Kamen. "Wir hatten viel Spaß an dem Abend", erinnert sich die 25-jährige Julia H. (alle Namen geändert) aus Bergkamen an Weiberfastnacht 2017 im "opera". Die Stimmung war gewohnt großartig - bis gegen 1.30 Uhr ein folgenschwerer Unfall passierte. Julia H. erlitt Brüche des Schienbeins und des Wadenbeins. Der Kamener Patrick M. (27) bekam eine Anklage wegen fahrlässiger Körperverletzung. Verhandelt wurde darüber heute vor dem Amtsgericht.

Mit ein paar Freundinnen war Julia H. zum Feiern in das Szenelokal an der Kamener Nordstraße gegangen. Später in der Nacht nahm sie mit einem Bekannten in dem Sitzrondell neben der Theke Platz. Dieses Rondell lässt sich karussellartig in Schwung versetzen - genau das tat Patrick M. Die unbeabsichtigte Folge: Julia H.s Bein verkeilte sich zwischen dem rotierenden Rondell und einem Kantholz an der Theke. Sanitäter rückten an, Julia H. verbrachte eine Woche im Krankenhaus, unterzog sich einer ersten Operation, musste an Krücken gehen.
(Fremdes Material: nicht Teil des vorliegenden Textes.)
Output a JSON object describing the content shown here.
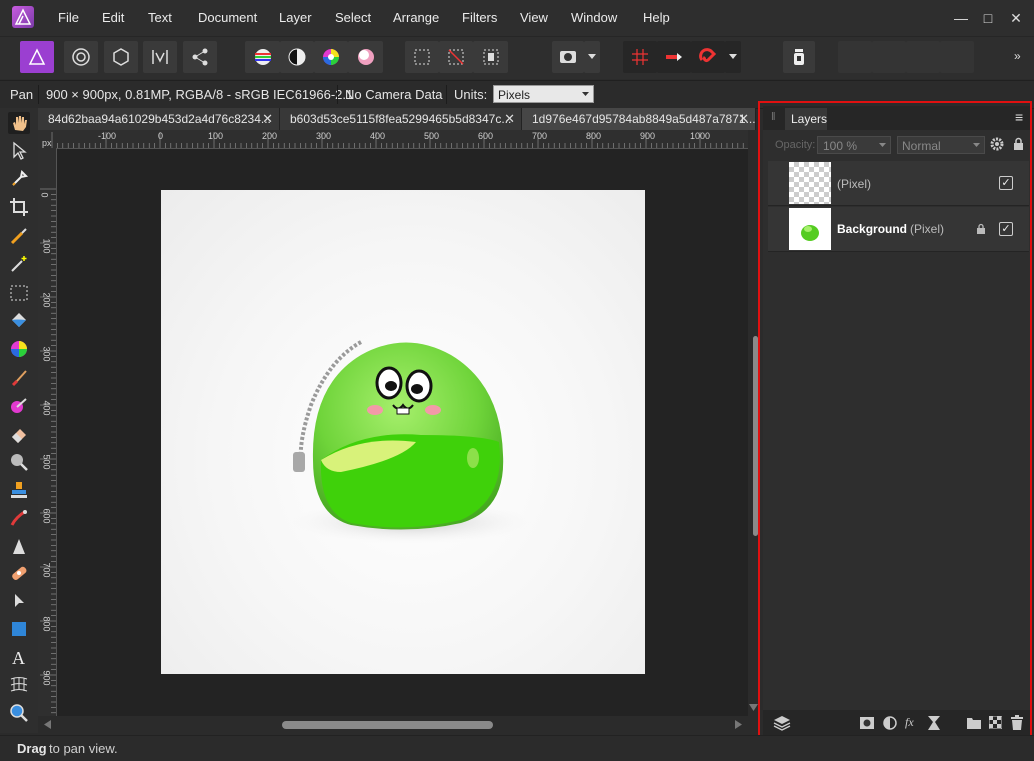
{
  "app": {
    "logo_icon": "affinity-photo-logo-icon"
  },
  "menu": [
    "File",
    "Edit",
    "Text",
    "Document",
    "Layer",
    "Select",
    "Arrange",
    "Filters",
    "View",
    "Window",
    "Help"
  ],
  "window_controls": {
    "minimize": "—",
    "maximize": "□",
    "close": "✕"
  },
  "context": {
    "tool_name": "Pan",
    "doc_info": "900 × 900px, 0.81MP, RGBA/8 - sRGB IEC61966-2.1",
    "camera": "No Camera Data",
    "units_label": "Units:",
    "units_value": "Pixels"
  },
  "tabs": [
    {
      "label": "84d62baa94a61029b453d2a4d76c8234...",
      "close": "✕"
    },
    {
      "label": "b603d53ce5115f8fea5299465b5d8347c...",
      "close": "✕"
    },
    {
      "label": "1d976e467d95784ab8849a5d487a7871...",
      "close": "✕"
    }
  ],
  "rulers": {
    "unit": "px",
    "h_ticks": [
      "-100",
      "0",
      "100",
      "200",
      "300",
      "400",
      "500",
      "600",
      "700",
      "800",
      "900",
      "1000"
    ],
    "v_ticks": [
      "0",
      "100",
      "200",
      "300",
      "400",
      "500",
      "600",
      "700",
      "800",
      "900"
    ]
  },
  "layers_panel": {
    "title": "Layers",
    "opacity_label": "Opacity:",
    "opacity_value": "100 %",
    "blend_mode": "Normal",
    "layers": [
      {
        "name": "",
        "type": "(Pixel)",
        "checked": "✓"
      },
      {
        "name": "Background",
        "type": "(Pixel)",
        "checked": "✓",
        "locked": "🔒"
      }
    ]
  },
  "status": {
    "bold": "Drag",
    "text": " to pan view."
  },
  "colors": {
    "accent": "#9b3fd1",
    "highlight": "#e01010",
    "doc_bg": "#f5f5f5",
    "toy_green": "#6fd43a"
  }
}
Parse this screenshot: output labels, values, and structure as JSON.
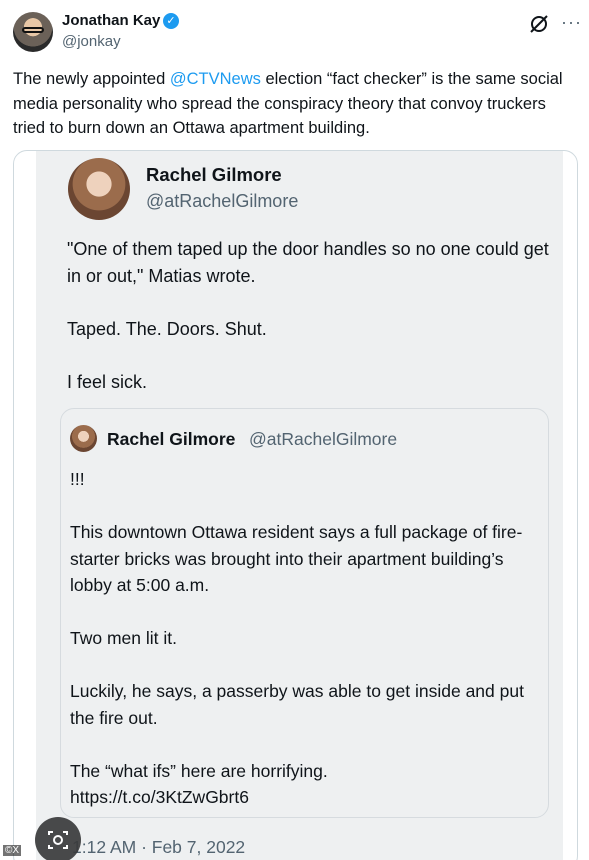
{
  "author": {
    "name": "Jonathan Kay",
    "handle": "@jonkay",
    "verified_icon": "verified-badge-icon"
  },
  "header_icons": {
    "grok": "x-slash-icon",
    "more": "more-icon",
    "more_glyph": "···"
  },
  "tweet": {
    "text_before": "The newly appointed ",
    "mention": "@CTVNews",
    "text_after": " election “fact checker” is the same social media personality who spread the conspiracy theory that convoy truckers tried to burn down an Ottawa apartment building."
  },
  "quote": {
    "name": "Rachel Gilmore",
    "handle": "@atRachelGilmore",
    "paragraphs": [
      "\"One of them taped up the door handles so no one could get in or out,\" Matias wrote.",
      "Taped. The. Doors. Shut.",
      "I feel sick."
    ],
    "nested": {
      "name": "Rachel Gilmore",
      "handle": "@atRachelGilmore",
      "paragraphs": [
        "!!!",
        "This downtown Ottawa resident says a full package of fire-starter bricks was brought into their apartment building’s lobby at 5:00 a.m.",
        "Two men lit it.",
        "Luckily, he says, a passerby was able to get inside and put the fire out."
      ],
      "last_line": "The “what ifs” here are horrifying.",
      "link": "https://t.co/3KtZwGbrt6"
    },
    "timestamp": "1:12 AM · Feb 7, 2022"
  },
  "overlay": {
    "watermark": "©X"
  },
  "colors": {
    "accent": "#1d9bf0",
    "secondary_text": "#536471",
    "quote_bg": "#eef0f1"
  }
}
Zwei weitere Operationen folgten; es werden noch nicht die letzten gewesen sein. Die ehemals aktive Handballerin kann nicht einmal mehr joggen. "Es gibt keine Woche ohne Schmerzen", erzählte sie im Gericht. Mehrmals kamen ihr in der Verhandlung gegen Patrick M. die Tränen. Besonders unglücklich war der Zeitpunkt des Unfalls: Für die junge Bergkamenerin standen gerade Prüfungen zur Betriebswirtin an. Mit Hilfe von Freunden, Kollegen und Familie habe sie die Lage meistern können.

Patrick M. sagte heute im Gerichtssaal erst einmal nichts - sein gutes Recht als Angeklagter. Aussagen, die ihn entlastet hätten, gab es nicht. Julia H. ist sicher: Er war es, der das Rondell in Bewegung versetzte - und auch nicht aufhörte, als sie darum bat. Eine Kollegin von Julia H. hatte nach dem Abend übers Internet Kontakt zu Patrick M.; in dem Chat räumte er seine Schuld ein und sprach davon, sich entschuldigen zu wollen. Vor Gericht stellte nun sein Verteidiger den Antrag, ein physikalisches Gutachten einzuholen: Es werde zeigen, dass die Rondell-Bewegung nicht reiche, das Bein eines sitzenden Gastes nach außen zu drücken. Richter Martin Klopsch wies den Antrag ab: Selbst wenn erst eine Fluchtbewegung von Julia H. den Unfall unmittelbar ausgelöst hätte, bliebe immer noch Patrick M. der Verursacher.

Das Urteil: Zeitsoldat Patrick M. soll, seinem Einkommen angemessen, eine Geldstrafe von 120 Tagessätzen zu 70 Euro zahlen - 8.400 Euro also. Er hat eine Woche Zeit, Berufung einzulegen. Erst in seinem Schlusswort vor der Urteilsverkündung hatte er eine Entschuldigung an Julia H. herausgebracht. Sie versucht, Schadensersatz und Schmerzensgeld per Zivilverfahren einzuklagen.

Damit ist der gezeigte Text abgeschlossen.